The classical-medieval world distinguished between studiosity and curiosity, the legitimate natural desire for truth that satisfies the hunger of the mind for essential knowledge and brings the joy of learning as opposed to the disordered, restless desire for illicit, forbidden, or harmful knowledge that does not lead to human or heavenly happiness.

Paradise Lost

In Milton’s Paradise Lost, Satan tempted Eve to eat of the forbidden fruit from the Tree of Knowledge by the lure of curiosity:

Why, then, was this forbid? Why but to awe,
Why but to keep ye low and ignorant,
His worshippers; he knows that in the day
Ye eat thereof, your Eyes that seem so clear,
Yet are but dim, shall perfectly be then
Op’n’d and clear’d, and ye shall be as Gods,
Knowing both Good and Evil as they know.

Gaining forbidden knowledge, Eve learned that a person does not need the experience of evil in order to have an appreciation for the good.

Innocence is the pure state of having knowledge of good and evil, without the need for participating in sinful pleasure to gain truth.

Although wisdom comes from experience, the higher state of innocence possesses a greater wisdom that loves the good without the first-hand knowledge of evil.

Satan, Macbeth and Faust

All who indulge in the sin of curiosity inevitably suffer tragedy, lose more than they gain, and pay a price they lament.

Satan beguiled Eve, the witches lured Macbeth, and Mephistopheles tempted Faust with the bait of curiosity, the enticement that knowledge per se is always good and desirable—no matter if it is pernicious, hazardous, or diabolical.

Their experiences proved to them the harmfulness of the uncontrollable, indiscriminate desire to know that precipitated their fall from high to low. Satan whetted Eve’s intellectual appetite to be “as Gods” with an increase of knowledge that surpassed man’s limits established by God.

Macbeth listened to the enticing voices of the witches who lured him with false prophecies of the future: “King thou shalt be.”

Mephistopheles bargained with Faustus, offering him the secret powers of magic to gratify all his desires in exchange for his soul. Although they all viewed higher knowledge as liberating and enlightening, curiosity led to punishment or damnation.

Forbidden Realms

These ancient stories forewarn man to beware of exploring esoteric secrets concealed from man for good reasons. To enter the realm of forbidden knowledge—magic, astrology, alchemy—bypasses and circumvents a natural path to a good end and follows a devious course to gain some illicit desire.

Instead of waiting for the future to unfold in gradual degrees and reveal its mystery, the astrologist presumes to foresee upcoming events and gain an advantage to overcome the unknown.

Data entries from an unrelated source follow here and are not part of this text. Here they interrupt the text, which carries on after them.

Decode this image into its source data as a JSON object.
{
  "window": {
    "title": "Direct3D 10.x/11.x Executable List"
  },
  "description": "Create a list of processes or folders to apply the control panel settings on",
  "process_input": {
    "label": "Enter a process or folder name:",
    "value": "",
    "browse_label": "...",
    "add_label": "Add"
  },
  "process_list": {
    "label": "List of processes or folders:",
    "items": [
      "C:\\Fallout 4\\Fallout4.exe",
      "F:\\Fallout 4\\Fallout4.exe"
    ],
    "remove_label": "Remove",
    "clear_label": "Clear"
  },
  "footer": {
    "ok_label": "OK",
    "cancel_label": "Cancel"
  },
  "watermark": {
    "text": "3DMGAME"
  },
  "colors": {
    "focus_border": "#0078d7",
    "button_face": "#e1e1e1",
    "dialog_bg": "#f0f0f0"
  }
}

Instead of working honestly to earn his fortune in daily labor, the alchemist deceives to earn riches by concocting the elixir that transforms base metals into gold and produces instant wealth.

Instead of learning in slow degrees and advancing in natural stages of gradual development, the curious desire to possess the mystical arts that bypass the traditional fields of knowledge.

Goethe’s Faust, a scholar with doctoral degrees in law, medicine, philosophy, and theology, finds these realms of human learning insufficient for his passion for infinite knowledge.

Curiosity breeds restlessness and knows no limits. No form of knowledge is off limits, no matter how deadly or destructive. Man’s quest for infinite knowledge into more secrets and more regions of inquiry tempts him into assuming godlike powers.

Miracles & Magic

If God is omniscient, man presumes to foresee the future with astrology. If God is fruitful and creative, man imagines he can make and produce by the power of magic. If God creates light from darkness and Adam from dust, man fantasizes about multiplying gold from metal and producing wealth with alchemy.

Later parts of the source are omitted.